Benefield: Santa Rosa's Andre Kajlich embarking on an expedition of endurance
To understand Andre Kajlich’s ”LowestHighest” project — in which he and a team of endurance athletes will bike and climb from the lowest point in South America to the highest, all under their own power — it makes sense to understand Kajlich’s own lowest moment. Except that he can’t remember it. What he does remember is waking up from a three-week coma in a hospital in Prague without both of his legs. He was 24.
He was a college student studying in Prague back in 2003. He’d been out all night drinking with friends. They stopped for breakfast. All of that he remembers.
“Probably around 7:30 a.m. I finally said goodbye to my last friend,” he said. “I had fallen asleep on the subway, missed a stop, got off to go the other way and ended up on the tracks.”
Was he mugged? Or pushed? Did he pass out? Kajlich doesn’t know but doesn’t assign blame to anyone but himself.
“I don’t think there is any other explanation than me being out of it,” he said.
He lost one leg at the hip, so he no longer had a femur. His other leg ends before the knee. He had broken ribs, a punctured lung, a compound fracture to the point of almost losing his left arm and he cracked almost every tooth in his mouth.
Infections — from the gasoline, grease and grime of the subterranean tracks — were a massive challenge for the doctors. Forty units of blood were pumped into him.
After three weeks, doctors took him out of his coma, and Kajlich said he was told “as gently as you can be told what happened.”
He spent two months in intensive care in Prague before he was flown back to Harborview Medical Center in Seattle near his family’s home in Edmonds.
There had been earlier signs. As a freshman at Washington State University, Kajlich drank until he couldn’t stand. When his friends carried him home, he hit his head on the fire escape and had to be taken to the hospital, where it was discovered his blood alcohol level was .465. The gash on his head was a flesh wound — the amount of alcohol coursing through his body could have killed him.
“My parents yanked me out” of college, Kajlich said. “It was definitely a foreshadowing.”
He wandered a while. He enrolled at community college.

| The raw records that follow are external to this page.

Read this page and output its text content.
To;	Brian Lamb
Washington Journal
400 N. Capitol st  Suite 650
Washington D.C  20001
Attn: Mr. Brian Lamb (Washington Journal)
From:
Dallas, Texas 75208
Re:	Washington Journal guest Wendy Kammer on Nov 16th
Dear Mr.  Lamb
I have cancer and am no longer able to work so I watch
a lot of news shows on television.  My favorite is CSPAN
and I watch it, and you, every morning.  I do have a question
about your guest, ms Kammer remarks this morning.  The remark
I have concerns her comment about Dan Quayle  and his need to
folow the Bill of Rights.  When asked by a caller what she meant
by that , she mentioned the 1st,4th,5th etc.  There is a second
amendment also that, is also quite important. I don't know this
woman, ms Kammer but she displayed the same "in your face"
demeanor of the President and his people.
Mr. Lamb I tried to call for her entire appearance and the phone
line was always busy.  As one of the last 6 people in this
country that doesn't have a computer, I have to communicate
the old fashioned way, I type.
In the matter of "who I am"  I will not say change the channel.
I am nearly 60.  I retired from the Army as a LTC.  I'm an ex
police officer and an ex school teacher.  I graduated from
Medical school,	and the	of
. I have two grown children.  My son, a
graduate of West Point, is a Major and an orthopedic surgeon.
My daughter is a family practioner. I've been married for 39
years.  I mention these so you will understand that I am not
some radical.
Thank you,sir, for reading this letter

A natural athlete, he became a “damn near” scratch golfer. But as his high school friends started to graduate from college and he still didn’t have a degree, he decided to go back. But he wanted to study in the former Czechoslovakia, the country his father had fled decades earlier because of political oppression.
He had only been there a few months when the accident happened in December. His mom, Patti, who lives in Edmonds, called her son a “man interrupted” when the accident struck.
His family immediately rallied for him. Kajlich is the middle child of Patti and Aurel Jan, an anesthesiologist who died in 2010.
Patti Kajlich remembers family friends taking Andre duck hunting in those early days. It was an opportunity to be physical, to assert some independence.
But as the other hunters waited outside on the driveway in the early morning hours, Patti Kajlich remembers her son seeming kind of frantic as he packed up things at the last minute. He slipped and fell in the laundry room. He couldn’t find his guns.